Gli Istituti Filippin si preparano a inaugurare un evento senza precedenti: i tradizionali giochi studenteschi si trasformano nelle Olimpiadi Lasalliane, una manifestazione che coinvolge, per la prima volta, tutte le scuole lasalliane italiane. Un progetto ambizioso che porterà oltre 1.300 studenti-atleti nel campus di Pieve del Grappa, trasformato per l’occasione in un vero e proprio villaggio olimpico.
L’edizione 2026 rappresenta una svolta storica. Non più una competizione limitata a pochi istituti, ma un grande appuntamento nazionale capace di unire realtà educative provenienti da tutta Italia e anche dall’estero. Per accogliere l’elevato numero di partecipanti, l’evento sarà suddiviso in tre momenti distinti: dal 22 al 24 aprile gareggeranno gli studenti dei licei (circa 300 atleti); dal 28 al 30 aprile sarà il turno della scuola primaria, con 430 partecipanti; infine, dal 6 all’8 maggio, si terrà il gran finale con le scuole medie, che porteranno in campo il gruppo più numeroso, con 615 studenti.
Promossa dalla rete La Salle Italia, la manifestazione punta a valorizzare lo sport come strumento educativo, capace di trasmettere valori fondamentali come lealtà, inclusione e spirito di squadra. Accanto alle competizioni sportive, ogni appuntamento sarà arricchito da momenti di condivisione e confronto, favorendo l’incontro tra studenti di diverse regioni e rafforzando il senso di comunità.

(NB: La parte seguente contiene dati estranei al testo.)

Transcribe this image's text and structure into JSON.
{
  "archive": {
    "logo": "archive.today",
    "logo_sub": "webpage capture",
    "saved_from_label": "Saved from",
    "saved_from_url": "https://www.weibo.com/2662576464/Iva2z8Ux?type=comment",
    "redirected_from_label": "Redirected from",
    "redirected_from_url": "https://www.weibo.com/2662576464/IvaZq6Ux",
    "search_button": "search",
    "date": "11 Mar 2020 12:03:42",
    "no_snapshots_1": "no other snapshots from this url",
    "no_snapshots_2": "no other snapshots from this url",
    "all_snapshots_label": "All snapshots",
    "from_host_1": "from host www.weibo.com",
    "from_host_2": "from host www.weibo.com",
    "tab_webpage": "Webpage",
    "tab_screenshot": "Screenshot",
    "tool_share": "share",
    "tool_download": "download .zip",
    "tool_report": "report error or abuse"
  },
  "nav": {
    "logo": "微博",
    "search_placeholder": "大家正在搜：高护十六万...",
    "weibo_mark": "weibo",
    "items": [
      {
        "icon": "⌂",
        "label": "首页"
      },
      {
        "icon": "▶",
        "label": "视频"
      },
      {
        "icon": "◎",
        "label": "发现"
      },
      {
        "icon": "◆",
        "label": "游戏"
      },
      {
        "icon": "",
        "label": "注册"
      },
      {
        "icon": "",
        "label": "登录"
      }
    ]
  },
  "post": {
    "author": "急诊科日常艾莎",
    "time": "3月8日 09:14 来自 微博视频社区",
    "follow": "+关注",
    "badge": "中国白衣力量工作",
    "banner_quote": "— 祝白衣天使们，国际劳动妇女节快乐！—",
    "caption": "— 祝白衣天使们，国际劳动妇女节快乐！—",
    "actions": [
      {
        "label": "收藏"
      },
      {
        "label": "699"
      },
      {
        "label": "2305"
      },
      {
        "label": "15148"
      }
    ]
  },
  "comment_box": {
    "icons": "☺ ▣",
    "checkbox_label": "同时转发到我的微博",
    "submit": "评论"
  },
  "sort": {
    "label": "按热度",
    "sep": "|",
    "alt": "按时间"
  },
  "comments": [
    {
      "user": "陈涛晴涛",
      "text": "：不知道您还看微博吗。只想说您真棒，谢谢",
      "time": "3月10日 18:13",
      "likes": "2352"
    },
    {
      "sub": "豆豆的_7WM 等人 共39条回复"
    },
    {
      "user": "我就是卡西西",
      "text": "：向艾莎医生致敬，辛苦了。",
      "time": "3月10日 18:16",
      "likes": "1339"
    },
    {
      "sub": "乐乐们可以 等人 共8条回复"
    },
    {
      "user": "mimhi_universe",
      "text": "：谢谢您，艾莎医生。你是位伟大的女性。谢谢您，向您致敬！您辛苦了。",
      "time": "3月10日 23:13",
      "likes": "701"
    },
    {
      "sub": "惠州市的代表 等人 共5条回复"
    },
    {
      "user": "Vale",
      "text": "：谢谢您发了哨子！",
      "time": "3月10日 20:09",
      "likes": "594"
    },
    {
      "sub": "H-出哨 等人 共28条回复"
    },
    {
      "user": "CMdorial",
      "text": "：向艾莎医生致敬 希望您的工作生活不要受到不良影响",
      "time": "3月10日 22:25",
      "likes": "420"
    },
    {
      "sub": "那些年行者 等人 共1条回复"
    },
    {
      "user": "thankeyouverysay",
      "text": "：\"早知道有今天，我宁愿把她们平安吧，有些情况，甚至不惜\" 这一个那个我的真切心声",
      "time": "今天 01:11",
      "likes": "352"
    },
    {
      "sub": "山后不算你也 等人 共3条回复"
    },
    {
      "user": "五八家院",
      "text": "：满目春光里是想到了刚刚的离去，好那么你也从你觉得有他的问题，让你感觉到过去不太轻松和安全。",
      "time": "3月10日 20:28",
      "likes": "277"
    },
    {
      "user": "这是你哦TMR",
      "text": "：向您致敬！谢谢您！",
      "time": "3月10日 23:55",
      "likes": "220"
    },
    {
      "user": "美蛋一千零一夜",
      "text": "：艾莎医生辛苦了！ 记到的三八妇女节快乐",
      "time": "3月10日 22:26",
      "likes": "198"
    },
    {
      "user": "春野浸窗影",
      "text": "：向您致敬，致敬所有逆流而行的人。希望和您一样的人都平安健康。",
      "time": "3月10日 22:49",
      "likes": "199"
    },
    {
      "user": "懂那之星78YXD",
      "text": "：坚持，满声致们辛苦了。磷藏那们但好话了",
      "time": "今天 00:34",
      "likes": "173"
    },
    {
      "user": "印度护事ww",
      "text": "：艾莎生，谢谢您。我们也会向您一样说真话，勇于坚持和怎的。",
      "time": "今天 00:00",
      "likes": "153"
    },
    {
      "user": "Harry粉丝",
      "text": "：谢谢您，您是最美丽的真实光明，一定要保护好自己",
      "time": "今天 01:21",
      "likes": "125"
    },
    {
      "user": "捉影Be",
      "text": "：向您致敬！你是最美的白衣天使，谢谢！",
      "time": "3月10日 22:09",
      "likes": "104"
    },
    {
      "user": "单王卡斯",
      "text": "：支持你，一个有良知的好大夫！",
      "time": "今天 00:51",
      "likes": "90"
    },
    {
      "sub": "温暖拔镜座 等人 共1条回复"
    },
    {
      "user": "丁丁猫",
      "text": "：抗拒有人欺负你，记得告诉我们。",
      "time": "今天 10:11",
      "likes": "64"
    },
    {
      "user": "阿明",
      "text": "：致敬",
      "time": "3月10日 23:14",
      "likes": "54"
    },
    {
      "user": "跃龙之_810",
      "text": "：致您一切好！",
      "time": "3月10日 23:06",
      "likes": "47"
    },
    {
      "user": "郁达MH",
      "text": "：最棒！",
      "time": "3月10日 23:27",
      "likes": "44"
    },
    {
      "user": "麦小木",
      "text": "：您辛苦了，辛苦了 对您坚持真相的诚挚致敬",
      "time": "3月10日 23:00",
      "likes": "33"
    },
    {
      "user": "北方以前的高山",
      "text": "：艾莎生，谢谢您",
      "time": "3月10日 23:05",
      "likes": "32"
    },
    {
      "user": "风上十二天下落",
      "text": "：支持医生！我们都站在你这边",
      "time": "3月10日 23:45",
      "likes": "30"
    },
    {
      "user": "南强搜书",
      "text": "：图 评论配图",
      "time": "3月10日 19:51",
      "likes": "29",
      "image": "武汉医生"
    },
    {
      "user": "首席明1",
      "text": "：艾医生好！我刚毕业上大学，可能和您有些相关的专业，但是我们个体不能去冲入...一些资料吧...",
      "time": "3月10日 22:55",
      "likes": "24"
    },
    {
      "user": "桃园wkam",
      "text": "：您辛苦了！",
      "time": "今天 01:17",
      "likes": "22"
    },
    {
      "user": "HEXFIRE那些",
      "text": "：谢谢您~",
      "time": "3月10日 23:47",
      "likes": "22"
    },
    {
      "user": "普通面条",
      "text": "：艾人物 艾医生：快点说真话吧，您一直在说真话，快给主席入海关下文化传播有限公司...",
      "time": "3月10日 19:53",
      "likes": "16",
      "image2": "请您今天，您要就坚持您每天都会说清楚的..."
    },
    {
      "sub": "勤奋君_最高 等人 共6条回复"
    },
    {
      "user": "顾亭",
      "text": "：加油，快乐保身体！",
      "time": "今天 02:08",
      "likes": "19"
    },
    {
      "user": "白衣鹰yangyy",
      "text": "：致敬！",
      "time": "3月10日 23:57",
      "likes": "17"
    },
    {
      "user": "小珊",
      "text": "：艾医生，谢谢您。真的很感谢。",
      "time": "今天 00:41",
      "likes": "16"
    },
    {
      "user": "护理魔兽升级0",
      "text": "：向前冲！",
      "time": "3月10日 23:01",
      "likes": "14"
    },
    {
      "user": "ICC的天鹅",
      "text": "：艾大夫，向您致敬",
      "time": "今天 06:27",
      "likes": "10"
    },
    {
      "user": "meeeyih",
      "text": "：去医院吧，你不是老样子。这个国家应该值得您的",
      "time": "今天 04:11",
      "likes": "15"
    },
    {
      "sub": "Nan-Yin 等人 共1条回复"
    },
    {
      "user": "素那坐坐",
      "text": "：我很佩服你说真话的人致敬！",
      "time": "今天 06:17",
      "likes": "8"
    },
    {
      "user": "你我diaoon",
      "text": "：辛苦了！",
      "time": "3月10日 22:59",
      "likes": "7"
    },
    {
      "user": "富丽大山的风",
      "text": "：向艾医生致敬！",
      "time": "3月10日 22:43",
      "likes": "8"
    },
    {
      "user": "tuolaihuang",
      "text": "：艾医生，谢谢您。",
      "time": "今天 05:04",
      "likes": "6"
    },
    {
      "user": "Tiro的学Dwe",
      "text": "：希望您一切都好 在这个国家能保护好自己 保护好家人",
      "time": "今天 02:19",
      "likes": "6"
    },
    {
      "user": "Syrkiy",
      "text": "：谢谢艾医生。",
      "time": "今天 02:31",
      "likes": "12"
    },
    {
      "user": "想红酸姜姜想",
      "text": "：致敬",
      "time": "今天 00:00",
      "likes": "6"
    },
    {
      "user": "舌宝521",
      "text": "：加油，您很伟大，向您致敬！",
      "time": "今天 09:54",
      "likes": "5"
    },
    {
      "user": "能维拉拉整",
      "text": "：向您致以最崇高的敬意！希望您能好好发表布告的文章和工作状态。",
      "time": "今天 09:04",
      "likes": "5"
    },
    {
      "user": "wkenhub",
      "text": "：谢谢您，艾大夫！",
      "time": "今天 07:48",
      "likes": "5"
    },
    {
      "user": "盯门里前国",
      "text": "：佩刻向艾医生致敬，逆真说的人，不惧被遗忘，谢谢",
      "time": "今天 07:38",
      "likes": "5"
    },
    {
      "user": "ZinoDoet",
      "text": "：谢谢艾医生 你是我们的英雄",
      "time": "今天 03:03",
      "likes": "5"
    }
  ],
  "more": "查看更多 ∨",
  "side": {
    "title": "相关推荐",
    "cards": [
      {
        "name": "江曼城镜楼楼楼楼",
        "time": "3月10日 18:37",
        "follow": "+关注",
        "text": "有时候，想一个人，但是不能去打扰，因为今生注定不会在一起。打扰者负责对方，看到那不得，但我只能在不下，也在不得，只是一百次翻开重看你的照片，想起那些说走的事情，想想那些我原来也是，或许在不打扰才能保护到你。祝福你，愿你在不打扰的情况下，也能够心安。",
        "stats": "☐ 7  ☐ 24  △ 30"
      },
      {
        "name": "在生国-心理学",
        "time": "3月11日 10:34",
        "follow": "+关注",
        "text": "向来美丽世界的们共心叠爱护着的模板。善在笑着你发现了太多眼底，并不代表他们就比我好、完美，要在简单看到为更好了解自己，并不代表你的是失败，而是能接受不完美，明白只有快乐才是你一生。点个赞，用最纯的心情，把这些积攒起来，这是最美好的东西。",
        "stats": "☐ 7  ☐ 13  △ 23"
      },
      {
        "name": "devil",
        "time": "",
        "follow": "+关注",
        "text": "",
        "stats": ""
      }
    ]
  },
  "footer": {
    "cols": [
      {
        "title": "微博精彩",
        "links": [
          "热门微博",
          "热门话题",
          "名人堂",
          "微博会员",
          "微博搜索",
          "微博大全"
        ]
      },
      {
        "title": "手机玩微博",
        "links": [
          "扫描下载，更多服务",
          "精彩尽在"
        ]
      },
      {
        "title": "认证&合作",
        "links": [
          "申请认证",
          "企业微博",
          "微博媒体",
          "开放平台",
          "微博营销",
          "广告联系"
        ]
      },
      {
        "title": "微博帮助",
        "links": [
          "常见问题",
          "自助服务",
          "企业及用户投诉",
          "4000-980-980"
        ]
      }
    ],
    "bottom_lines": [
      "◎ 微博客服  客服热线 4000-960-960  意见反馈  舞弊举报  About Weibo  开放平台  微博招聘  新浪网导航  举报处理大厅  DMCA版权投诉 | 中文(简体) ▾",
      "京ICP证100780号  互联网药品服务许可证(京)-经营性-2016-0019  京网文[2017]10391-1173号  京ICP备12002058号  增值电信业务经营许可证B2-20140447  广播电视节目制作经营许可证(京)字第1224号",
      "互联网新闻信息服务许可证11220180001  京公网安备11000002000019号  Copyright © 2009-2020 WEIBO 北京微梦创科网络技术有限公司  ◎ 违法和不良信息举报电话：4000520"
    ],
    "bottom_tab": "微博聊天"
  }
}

«Le Olimpiadi Lasalliane rappresentano un’esperienza educativa di altissimo valore», sottolinea il dirigente scolastico Sileno Rampado. «Lo sport è una vera palestra di vita: insegna il rispetto delle regole, la gestione delle difficoltà e la capacità di reagire alle sconfitte. In un’epoca dominata dal virtuale, riportare i giovani sul campo, promuovere il confronto diretto e il senso di appartenenza a una squadra significa investire concretamente nella loro crescita personale e sociale».
Con oltre 1.300 atleti coinvolti, l’iniziativa si afferma come uno degli eventi sportivi giovanili più rilevanti del territorio, capace di coniugare la tradizione dei Giochi Lasalliani con una visione moderna e internazionale.
Le radici della manifestazione risalgono al 1969, quando i giochi nacquero nella scuola media di Spin di Romano d’Ezzelino, con l’obiettivo di favorire l’incontro tra studenti attraverso lo sport. Nel corso degli anni, l’evento ha cambiato sede, passando da Milano e Parma fino ad approdare stabilmente a Pieve del Grappa, dove continua a crescere e rinnovarsi.
Tra i partecipanti illustri delle passate edizioni si ricorda Pierfrancesco Pavoni, argento nei 100 metri agli Europei di Atene 1982, mentre tra i fondatori figura anche Luigi “Gigi” Agnolin, celebre arbitro internazionale e figura di riferimento del calcio italiano.
Oggi gli Istituti Filippin, inseriti in una rete globale di oltre 900 scuole lasalliane, rappresentano un polo educativo d’eccellenza. Il campus, immerso in un parco di 35 ettari, offre strutture all’avanguardia sia per la didattica sia per lo sport, con impianti che includono piscine, campi da calcio, tennis, basket, rugby e una pista di atletica (ritratta nella foto allegata, risalente all’edizione 2025, ndr).
Le Olimpiadi Lasalliane 2026 si candidano così a diventare non solo una competizione sportiva, ma un’esperienza formativa completa, capace di unire giovani provenienti da contesti diversi sotto il segno dello sport, della crescita e della condivisione.